Estudo da Transparência Brasil aponta falhas da Lei de Acesso à Informação em diversos órgãos

Joelmir Tavares
São Paulo

Dificuldade para ser atendido e linguajar complicado pavimentam os caminhos tortuosos que o cidadão precisa enfrentar para obter dados via LAI (Lei de Acesso à Informação), concluiu um relatório inédito da Transparência Brasil.

Isso quando a pessoa recebe, de fato, uma resposta —muitos chamados que os órgãos públicos dão como atendidos pouco têm a contribuir, na prática, para elucidar as dúvidas. Sinal de que a lei, que entrou em vigor há seis anos, ainda tem problemas que a tornam pouco eficaz.

Servidores em São Paulo fazem manifestação por melhoria salarial; remuneração de funcionários públicos é um dos principais assuntos questionados via LAI - Eduardo Anizelli - 27.mar.2018/Folhapress

A Transparência Brasil, criada em 2000 para pressionar governos a fazer prestações de contas e combater corrupção, analisou mais de 10 mil pedidos enviados ao Executivo federal e a outros 33 órgãos de diferentes esferas de poder e níveis federativos (como Assembleias Legislativas, Tribunais de Contas e prefeituras).

Ao compilar os dados, a entidade sentiu na pele o que se passa com o cidadão comum. A organização solicitou a 206 órgãos os pedidos registrados de 2012 a 2017, mas apenas 15% concederam integralmente o acesso à base de dados. Quase metade dos guichês (45%) "simplesmente ignoraram a solicitação, em grave descumprimento à LAI", observa o texto.

A impossibilidade de coletar dados em um universo mais amplo e a disparidade do volume de informações entre cada repartição impediram a Transparência Brasil de organizar, por exemplo, um ranking de órgãos com mais ou menos eficiência. Apesar disso, foi possível mensurar como cada Poder se comporta.

O Executivo é o que menos dá resposta a pedidos. Pela estatística da ONG, 52% das solicitações são atendidas, ao passo que 36% não são. Outras 13% são parcialmente atendidas. O resultado é considerado "longe do desejável, visto que o Executivo é o Poder mais demandado".

O Legislativo é o que alcança melhor desempenho. Dos pedidos enviados a esse Poder, 76% são atendidos, 13% não são e outros 11% são contemplados parcialmente.
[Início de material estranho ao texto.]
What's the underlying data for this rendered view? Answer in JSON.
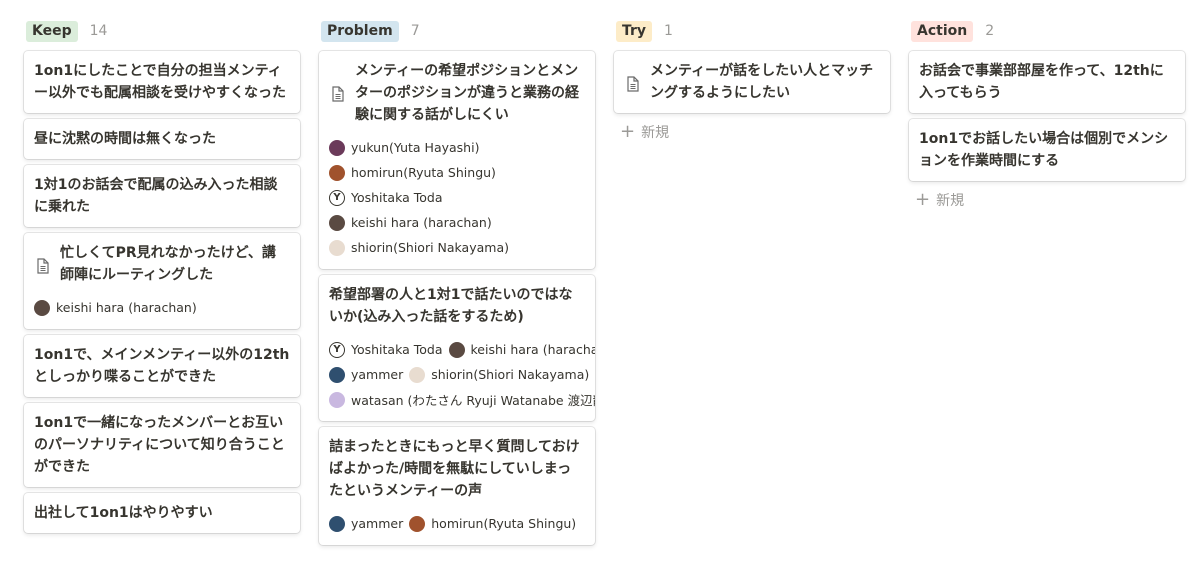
{
  "columns": [
    {
      "label": "Keep",
      "count": "14",
      "tag_color": "#dbeddb",
      "cards": [
        {
          "title": "1on1にしたことで自分の担当メンティー以外でも配属相談を受けやすくなった"
        },
        {
          "title": "昼に沈黙の時間は無くなった"
        },
        {
          "title": "1対1のお話会で配属の込み入った相談に乗れた"
        },
        {
          "title": "忙しくてPR見れなかったけど、講師陣にルーティングした",
          "icon": "document-icon"
        },
        {
          "title": "1on1で、メインメンティー以外の12thとしっかり喋ることができた"
        },
        {
          "title": "1on1で一緒になったメンバーとお互いのパーソナリティについて知り合うことができた"
        },
        {
          "title": "出社して1on1はやりやすい"
        }
      ],
      "people_card_3": [
        [
          "keishi hara (harachan)"
        ]
      ]
    },
    {
      "label": "Problem",
      "count": "7",
      "tag_color": "#d3e5ef",
      "cards": [
        {
          "title": "メンティーの希望ポジションとメンターのポジションが違うと業務の経験に関する話がしにくい",
          "icon": "document-icon"
        },
        {
          "title": "希望部署の人と1対1で話たいのではないか(込み入った話をするため)"
        },
        {
          "title": "詰まったときにもっと早く質問しておけばよかった/時間を無駄にしていしまったというメンティーの声"
        }
      ],
      "people_card_0": [
        [
          "yukun(Yuta Hayashi)"
        ],
        [
          "homirun(Ryuta Shingu)"
        ],
        [
          "Yoshitaka Toda"
        ],
        [
          "keishi hara (harachan)"
        ],
        [
          "shiorin(Shiori Nakayama)"
        ]
      ],
      "people_card_1": [
        [
          "Yoshitaka Toda",
          "keishi hara (harachan)"
        ],
        [
          "yammer",
          "shiorin(Shiori Nakayama)"
        ],
        [
          "watasan (わたさん Ryuji Watanabe 渡辺龍二)"
        ]
      ],
      "people_card_2": [
        [
          "yammer",
          "homirun(Ryuta Shingu)"
        ]
      ]
    },
    {
      "label": "Try",
      "count": "1",
      "tag_color": "#fdecc8",
      "cards": [
        {
          "title": "メンティーが話をしたい人とマッチングするようにしたい",
          "icon": "document-icon"
        }
      ],
      "new_label": "新規"
    },
    {
      "label": "Action",
      "count": "2",
      "tag_color": "#ffe2dd",
      "cards": [
        {
          "title": "お話会で事業部部屋を作って、12thに入ってもらう"
        },
        {
          "title": "1on1でお話したい場合は個別でメンションを作業時間にする"
        }
      ],
      "new_label": "新規"
    }
  ],
  "avatar_colors": {
    "keishi hara (harachan)": "#5a4a42",
    "yukun(Yuta Hayashi)": "#6b3a5a",
    "homirun(Ryuta Shingu)": "#a0522d",
    "shiorin(Shiori Nakayama)": "#e8dcd0",
    "yammer": "#2f4f6f",
    "watasan (わたさん Ryuji Watanabe 渡辺龍二)": "#c9b8e0"
  },
  "avatar_glyph_yoshitaka": "Y"
}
Segundo o documento, a classificação de cumprimento da lei feita pelos próprios órgãos é pouco rigorosa. "É recorrente que o mero fato de o órgão ter dado alguma resposta, ainda que negando o acesso, seja considerado 'atendido'."
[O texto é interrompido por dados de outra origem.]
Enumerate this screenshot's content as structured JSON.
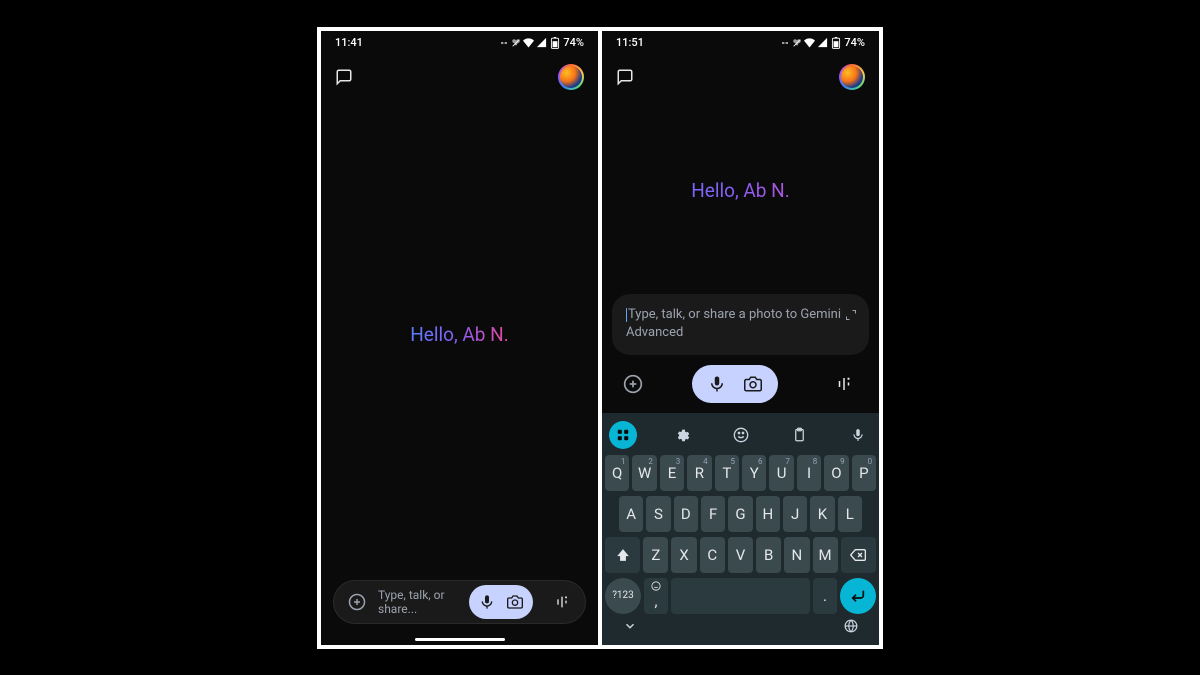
{
  "phone1": {
    "status": {
      "time": "11:41",
      "battery": "74%"
    },
    "greeting": "Hello, Ab N.",
    "input": {
      "placeholder": "Type, talk, or share..."
    }
  },
  "phone2": {
    "status": {
      "time": "11:51",
      "battery": "74%"
    },
    "greeting": "Hello, Ab N.",
    "input": {
      "placeholder": "Type, talk, or share a photo to Gemini Advanced"
    },
    "keyboard": {
      "row1": [
        {
          "k": "Q",
          "n": "1"
        },
        {
          "k": "W",
          "n": "2"
        },
        {
          "k": "E",
          "n": "3"
        },
        {
          "k": "R",
          "n": "4"
        },
        {
          "k": "T",
          "n": "5"
        },
        {
          "k": "Y",
          "n": "6"
        },
        {
          "k": "U",
          "n": "7"
        },
        {
          "k": "I",
          "n": "8"
        },
        {
          "k": "O",
          "n": "9"
        },
        {
          "k": "P",
          "n": "0"
        }
      ],
      "row2": [
        "A",
        "S",
        "D",
        "F",
        "G",
        "H",
        "J",
        "K",
        "L"
      ],
      "row3": [
        "Z",
        "X",
        "C",
        "V",
        "B",
        "N",
        "M"
      ],
      "symbol_key": "?123",
      "comma": ",",
      "period": "."
    }
  }
}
Para as negativas, uma justificativa comum é a de que a pesquisa para responder à dúvida vai gerar "trabalho adicional" aos servidores. Pela lei, pedidos que exijam análise extra ou produção de estatísticas podem ser ignorados, mas deveriam ser exceção.

"Na prática", diz o relatório, "o que se vê é que tal fundamento acaba servindo como base para que o órgão se abstenha de fornecer informações importantíssimas para o controle social".
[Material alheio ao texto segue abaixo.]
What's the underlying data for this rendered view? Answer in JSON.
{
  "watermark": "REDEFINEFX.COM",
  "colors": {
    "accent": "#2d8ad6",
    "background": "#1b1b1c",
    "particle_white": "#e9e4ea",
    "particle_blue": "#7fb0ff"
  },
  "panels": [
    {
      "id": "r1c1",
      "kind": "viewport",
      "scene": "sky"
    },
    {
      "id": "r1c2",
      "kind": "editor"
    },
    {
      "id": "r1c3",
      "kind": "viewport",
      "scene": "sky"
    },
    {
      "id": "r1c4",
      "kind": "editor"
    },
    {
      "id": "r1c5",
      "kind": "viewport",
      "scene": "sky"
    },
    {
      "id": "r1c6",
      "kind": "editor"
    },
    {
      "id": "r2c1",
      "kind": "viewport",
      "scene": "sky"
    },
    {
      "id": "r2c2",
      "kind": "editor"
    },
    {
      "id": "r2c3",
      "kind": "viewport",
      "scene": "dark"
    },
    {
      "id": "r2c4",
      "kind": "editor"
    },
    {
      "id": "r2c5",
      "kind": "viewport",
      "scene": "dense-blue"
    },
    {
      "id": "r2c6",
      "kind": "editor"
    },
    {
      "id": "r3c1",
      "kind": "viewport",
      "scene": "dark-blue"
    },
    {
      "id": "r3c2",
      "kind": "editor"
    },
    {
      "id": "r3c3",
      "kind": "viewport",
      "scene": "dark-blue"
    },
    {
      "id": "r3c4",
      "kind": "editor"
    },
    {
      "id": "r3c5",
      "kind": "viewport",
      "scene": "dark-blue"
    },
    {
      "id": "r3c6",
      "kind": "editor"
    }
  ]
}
Outros problemas: o envio de materiais no formato PDF (que dificulta tabulação de dados) e de conteúdos ilegíveis. Um dos casos relatados no dossiê é o de uma decisão escaneada, emitida pelo Ministério Público do Rio de Janeiro, quase impossível de ser lida.

Em geral, dúvidas relacionadas a servidores públicos e sua remuneração são as mais frequentes. Também são muito comuns perguntas sobre concursos públicos. Em ambos os casos, a Transparência Brasil critica a falta de informações abertas. A avaliação é que conteúdos dessa natureza deveriam estar disponíveis sem que fosse necessária uma consulta formal.

"Apesar de haver decisões do Supremo explicitando o interesse público de tal divulgação, ainda se encontra muita dificuldade para obter os salários dos funcionários de muitos órgãos da administração pública direta e indireta", diz a entidade.

Sem juridiquês

A forma obscura como informações são apresentadas por órgãos públicos, seja nos sites ou nas respostas dos pedidos via LAI, é alvo do relatório da organização, que aponta a falta de linguagem clara como um entrave à transparência.

Termos técnicos e rebuscados, apresentação confusa nos portais e classificações que muitas vezes só os servidores do próprio local conseguem compreender constituem obstáculos.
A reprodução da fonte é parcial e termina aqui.